Gary is gone, flipped to Dallas for a fourth-round pick, but the Packers have signaled their commitment to Van Ness. They made that much clear by picking up his fifth-year option before the May 1 deadline, granting him a $13.75 million salary in 2027.
Gary never lived up to the hype. Then again, neither has Van Ness. Green Bay is confident enough to bet that he will. The hope is that Van Ness will give Micah Parsons the running mate off the opposite edge that, in the end, Gary couldn't be.
Slow start to NFL career hasn't damped Packers' faith in Lukas Van Ness
Gary kicked off last season red-hot, racking up 7.5 sacks before the halfway point. The rest of the way, he failed to record a single sack or do much of anything at all. Set to carry a $28 million cap hit in 2026, he was more of a burden than an asset.
Now that the Packers have moved on from Gary, Van Ness becomes the next man up after Parsons. He has yet to pay off his own high draft stock through three seasons. His 2025 campaign was derailed by a foot injury that limited him to nine games. All in all, he has accumulated a modest 8.5 sacks and 17 tackles for loss in 43 career games.
In two years at Iowa, meanwhile, Van Ness tallied 13.5 sacks and 19.5 TFLs. Combine solid college production with his athletic traits and size (6-foot-5, 272 pounds), and it's easy to see why the Packers drafted him where they did.
They haven't given up on the one-time Iowa Hawkeye. Playing on the option, Van Ness's 2027 salary will be over three times the annual value in the first four years of his rookie contract. The Packers evidently believe that, despite an underwhelming start to his career, he can be the Robin to Parsons' Batman during the team's Super Bowl window.
Locking in Van Ness now is risky, but it could prove to be prudent. If this is the year he fulfills his potential or just establishes himself as a quality starter, he would command a lucrative deal in free agency. By picking up the option, the Packers secure the likely No. 2 option opposite Parsons for at least the next two seasons.

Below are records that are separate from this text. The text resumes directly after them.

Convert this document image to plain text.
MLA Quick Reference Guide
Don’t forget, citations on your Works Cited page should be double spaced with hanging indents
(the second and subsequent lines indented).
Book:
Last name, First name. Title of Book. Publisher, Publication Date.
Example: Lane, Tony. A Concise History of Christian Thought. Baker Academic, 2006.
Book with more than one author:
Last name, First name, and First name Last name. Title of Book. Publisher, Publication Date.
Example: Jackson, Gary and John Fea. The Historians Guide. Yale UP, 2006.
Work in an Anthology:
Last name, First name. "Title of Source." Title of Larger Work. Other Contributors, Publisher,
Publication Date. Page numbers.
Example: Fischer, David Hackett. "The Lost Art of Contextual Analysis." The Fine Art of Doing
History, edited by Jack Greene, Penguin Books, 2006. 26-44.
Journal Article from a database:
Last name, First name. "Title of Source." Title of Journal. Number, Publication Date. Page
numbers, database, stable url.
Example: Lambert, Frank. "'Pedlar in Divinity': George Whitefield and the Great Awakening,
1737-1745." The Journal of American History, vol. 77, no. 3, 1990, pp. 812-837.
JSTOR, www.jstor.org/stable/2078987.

They had hoped Gary could be that, but at his pay grade, anything less than Pro-Bowl-worthy play would be a disappointment. He never notched a 10-sack season. He lapsed against the run. Accounting for both production and paycheck, Gary couldn't carry his weight.
The front office is trusting Van Ness to live up to his first-round billing and be the second half of the dynamic duo that the ex-Wolverine failed to be most of last season. He'll have to do that before they hand him his own extension, after sinking that cost in Gary yielded such frustrating results.
With Parsons still likely out for the first few games, Van Ness will have a chance to make an impactful first impression one way or the other.